Король и старшины созвали совет, и я попал в число тех, кто весь вечер и всю ночь разъезжал в каноэ по лагуне, оповещая жителей Паулу о предстоящем утром нападении на стоянки ловцов и приказывая им завладеть тем временем шхуной. Все мы, развозившие этот приказ, очень устали от долгой гребли, но все-таки приняли участие в атаке. На шхуне оставались двое белых – шкипер и второй помощник – и с полдюжины черных матросов. Шкипера и трех матросов мы захватили на берегу и убили их, но раньше шкипер уложил из своих двух револьверов восьмерых. Видишь ли, мы сражались всерьез.
Шум битвы оповестил помощника о случившемся. Он погрузил съестные припасы и бочонок с водой на маленькую лодку с одним парусом. Она была совсем маленькой, длиной не более двенадцати футов. Мы направились к шхуне; нас было тысяча человек, и наши каноэ рассеялись по всей лагуне. Мы дули в раковины, распевали воинственные песни и ударяли веслами по бортам каноэ. Что мог сделать один белый человек и трое черных матросов? Они были бессильны, и помощник это знал.
Белые люди – сущие дьяволы. Я многих видал, я уже старик, и теперь я понял, почему белые люди завладели всеми островами на море. Потому что они дьяволы! Здесь вот ты сидишь со мной в каноэ. Ты почти что мальчик. Ты не умный, ты не знаешь многого, о чем я рассказываю тебе каждый день. Когда я был ребенком, я больше знал о рыбах и о море, чем знаешь ты сейчас. Я уже старик, а могу нырнуть на самое дно, и ты не можешь следовать за мной. Ну, к чему ты пригоден? Не знаю, разве что драться умеешь. Тебя я не видел в битве, но все же думаю, что ты подобен своим братьям и будешь сражаться, как дьявол. И подобно своим братьям, ты – дурак. Вы не знаете поражений. Вы деретесь, пока не умрете, а тогда уже поздно, и вы так и не поймете, что вас победили.

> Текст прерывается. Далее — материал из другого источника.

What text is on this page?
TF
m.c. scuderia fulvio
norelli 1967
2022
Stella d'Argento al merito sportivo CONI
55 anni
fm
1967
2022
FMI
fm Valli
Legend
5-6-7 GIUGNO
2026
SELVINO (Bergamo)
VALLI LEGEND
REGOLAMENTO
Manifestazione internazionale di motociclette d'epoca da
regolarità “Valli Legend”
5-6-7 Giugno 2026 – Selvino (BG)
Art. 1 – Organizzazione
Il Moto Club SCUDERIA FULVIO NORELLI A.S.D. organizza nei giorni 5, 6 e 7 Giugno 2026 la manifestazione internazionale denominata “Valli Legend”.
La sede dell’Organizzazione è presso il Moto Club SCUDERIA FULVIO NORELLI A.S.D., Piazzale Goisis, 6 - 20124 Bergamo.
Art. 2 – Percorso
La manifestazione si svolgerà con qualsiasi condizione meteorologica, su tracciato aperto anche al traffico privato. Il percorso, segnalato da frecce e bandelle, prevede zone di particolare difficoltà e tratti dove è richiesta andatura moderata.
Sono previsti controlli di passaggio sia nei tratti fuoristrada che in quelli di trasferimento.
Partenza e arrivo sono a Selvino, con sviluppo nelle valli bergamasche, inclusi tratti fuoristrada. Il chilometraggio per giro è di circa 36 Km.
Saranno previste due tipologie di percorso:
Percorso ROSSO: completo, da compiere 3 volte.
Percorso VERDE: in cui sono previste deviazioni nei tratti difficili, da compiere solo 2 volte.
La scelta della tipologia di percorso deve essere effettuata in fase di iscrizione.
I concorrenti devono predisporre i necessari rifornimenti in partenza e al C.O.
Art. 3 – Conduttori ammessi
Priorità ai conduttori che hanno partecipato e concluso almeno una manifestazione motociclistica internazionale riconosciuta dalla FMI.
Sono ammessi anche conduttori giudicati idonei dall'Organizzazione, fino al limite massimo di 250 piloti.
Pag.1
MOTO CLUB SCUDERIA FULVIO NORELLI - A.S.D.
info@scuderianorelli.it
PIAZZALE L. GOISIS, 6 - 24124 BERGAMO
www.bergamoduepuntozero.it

Теперь послушай, как поступил этот помощник. Мы направились к нему, и наши каноэ покрыли всю лагуну; мы дули в наши раковины; тогда он с тремя чернокожими спустился со шхуны в маленькую лодку и устремился к проливу. Ну, разве он не дурак? Умный человек не пустился бы в море в такой крохотной лодке. Ее борта едва на четыре дюйма поднимались над водой. Двадцать каноэ с двумя сотнями крепких молодцов помчались за ней. Мы делали пять футов, пока черные матросы продвигались только на один. У него не было никакой надежды, но он – дурак. Он встал, держа в руке винтовку, и начал стрелять. Стрелял он плохо, но когда мы подошли ближе, многие из наших были ранены и убиты. И все же ему не на что было надеяться.
Помню, он все время курил сигару. Когда мы были уже в сорока футах и быстро приближались, он бросил винтовку, поджег сигарой палочку динамита и швырнул в нас. Он зажигал одну палочку за другой и быстро швырял их. Теперь я знаю, что он расщеплял концы фитилей и вставлял туда спички, поэтому динамит и воспламенялся так быстро. Фитили были слишком короткие; иногда палочки разрывались в воздухе, но большая часть их попадала в каноэ. И всякий раз, попав в каноэ, динамит уничтожал его. Из двадцати каноэ десять были разнесены на куски. И каноэ, где я находился, погибло таким же образом; погибли и два человека, сидевшие возле меня. Динамитная палочка упала между ними. Другие каноэ повернули назад и обратились в бегство. Тогда помощник громко закричал: «Ях! Ях! Ях!» И снова поднял винтовку. Многие из бежавших были убиты. А чернокожие в лодке все время гребли. Ты видишь, я правду сказал: этот помощник – настоящий дьявол.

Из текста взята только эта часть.